To be eligible for the latter you have to be genetically bald, not bald from stress.

“Finasteride remains the optimal and the most commonly prescribed treatment for male pattern hair loss,” said Cho Hang-rae, general affairs director of the Association of Korean Dermatologists and chief doctor at the Ohkims Dermatologic Clinic and Hair Transplantation Center.

“There is an exaggeration in the popularly perceived side effects of finasteride.
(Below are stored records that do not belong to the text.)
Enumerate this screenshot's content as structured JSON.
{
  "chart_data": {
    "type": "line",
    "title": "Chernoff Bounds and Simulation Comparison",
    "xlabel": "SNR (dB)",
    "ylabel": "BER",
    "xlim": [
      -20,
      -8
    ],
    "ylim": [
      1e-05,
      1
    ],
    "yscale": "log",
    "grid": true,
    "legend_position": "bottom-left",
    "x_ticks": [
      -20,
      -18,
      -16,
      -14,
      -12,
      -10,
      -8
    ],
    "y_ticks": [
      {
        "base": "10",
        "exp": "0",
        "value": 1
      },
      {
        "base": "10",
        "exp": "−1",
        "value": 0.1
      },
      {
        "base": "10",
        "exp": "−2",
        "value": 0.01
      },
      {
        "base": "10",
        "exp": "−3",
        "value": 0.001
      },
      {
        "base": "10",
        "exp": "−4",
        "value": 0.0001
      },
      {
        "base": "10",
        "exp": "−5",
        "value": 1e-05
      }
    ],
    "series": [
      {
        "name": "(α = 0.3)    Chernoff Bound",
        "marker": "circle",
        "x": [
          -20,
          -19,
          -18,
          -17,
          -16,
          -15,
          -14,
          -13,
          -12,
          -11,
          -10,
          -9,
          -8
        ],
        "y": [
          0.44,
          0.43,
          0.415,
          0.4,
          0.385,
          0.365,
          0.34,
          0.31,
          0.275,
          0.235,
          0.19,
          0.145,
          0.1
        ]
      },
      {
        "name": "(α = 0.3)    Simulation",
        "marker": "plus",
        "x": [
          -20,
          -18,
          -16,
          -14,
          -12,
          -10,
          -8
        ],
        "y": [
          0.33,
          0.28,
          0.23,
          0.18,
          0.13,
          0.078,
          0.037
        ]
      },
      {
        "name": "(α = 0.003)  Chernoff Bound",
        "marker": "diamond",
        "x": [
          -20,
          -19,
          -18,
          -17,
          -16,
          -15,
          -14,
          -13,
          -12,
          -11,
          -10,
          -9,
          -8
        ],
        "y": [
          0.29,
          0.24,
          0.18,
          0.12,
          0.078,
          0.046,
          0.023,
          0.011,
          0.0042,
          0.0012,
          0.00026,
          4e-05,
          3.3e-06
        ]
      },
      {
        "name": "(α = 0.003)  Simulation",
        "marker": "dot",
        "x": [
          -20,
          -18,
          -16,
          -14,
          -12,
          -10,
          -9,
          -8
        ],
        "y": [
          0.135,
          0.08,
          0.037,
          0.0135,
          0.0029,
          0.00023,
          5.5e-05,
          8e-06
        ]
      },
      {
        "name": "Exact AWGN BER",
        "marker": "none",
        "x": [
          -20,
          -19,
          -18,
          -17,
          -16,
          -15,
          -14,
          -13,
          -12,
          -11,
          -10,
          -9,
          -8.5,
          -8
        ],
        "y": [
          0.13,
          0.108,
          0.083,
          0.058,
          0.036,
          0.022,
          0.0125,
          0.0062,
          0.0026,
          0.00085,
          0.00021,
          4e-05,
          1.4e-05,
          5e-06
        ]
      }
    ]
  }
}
There is also a ‘nocebo effect,’ or a ‘self-fulfilling prophecy,’ of such side effects,” Cho said.

And despite the lack of insurance coverage for male pattern hair loss, finasteride is still cost effective because it guarantees results, while many supposed hair regrowth supplements may not deliver on their claims, according to Cho.

All the while, Korea is seeing a growing number of hair loss patients.

Data aggregated by the nation’s Health Insurance Review & Assessment Service show that there were 212,916 patients in 2016, which ballooned to 233,628 in 2019.

As of 2019, 44 percent of them were in their 20s and 30s, showing that the problem impacted not only the old and middle-aged.

The actual number may be greater than the HIRA figures indicate, as people accessing treatment via prostate indications do not count in the hair loss category of the state-operated insurance agency’s statistics.

Apart from the popular finasteride and dutasteride methods, there are various ways of tackling hair loss.

Minoxidil is an over-the-counter liquid or foam type anti-hair loss drug that can be applied to the scalp to induce hair regrowth. The downside is that the shedding resumes once one ceases using the drug.

Other treatment methods include direct stimulus injections to the scalp, or hair transplant surgeries.

Non-medicinal precautions such as using specially engineered hair care products and observing scalp and follicle health are also available, and are usually the first step in treatment.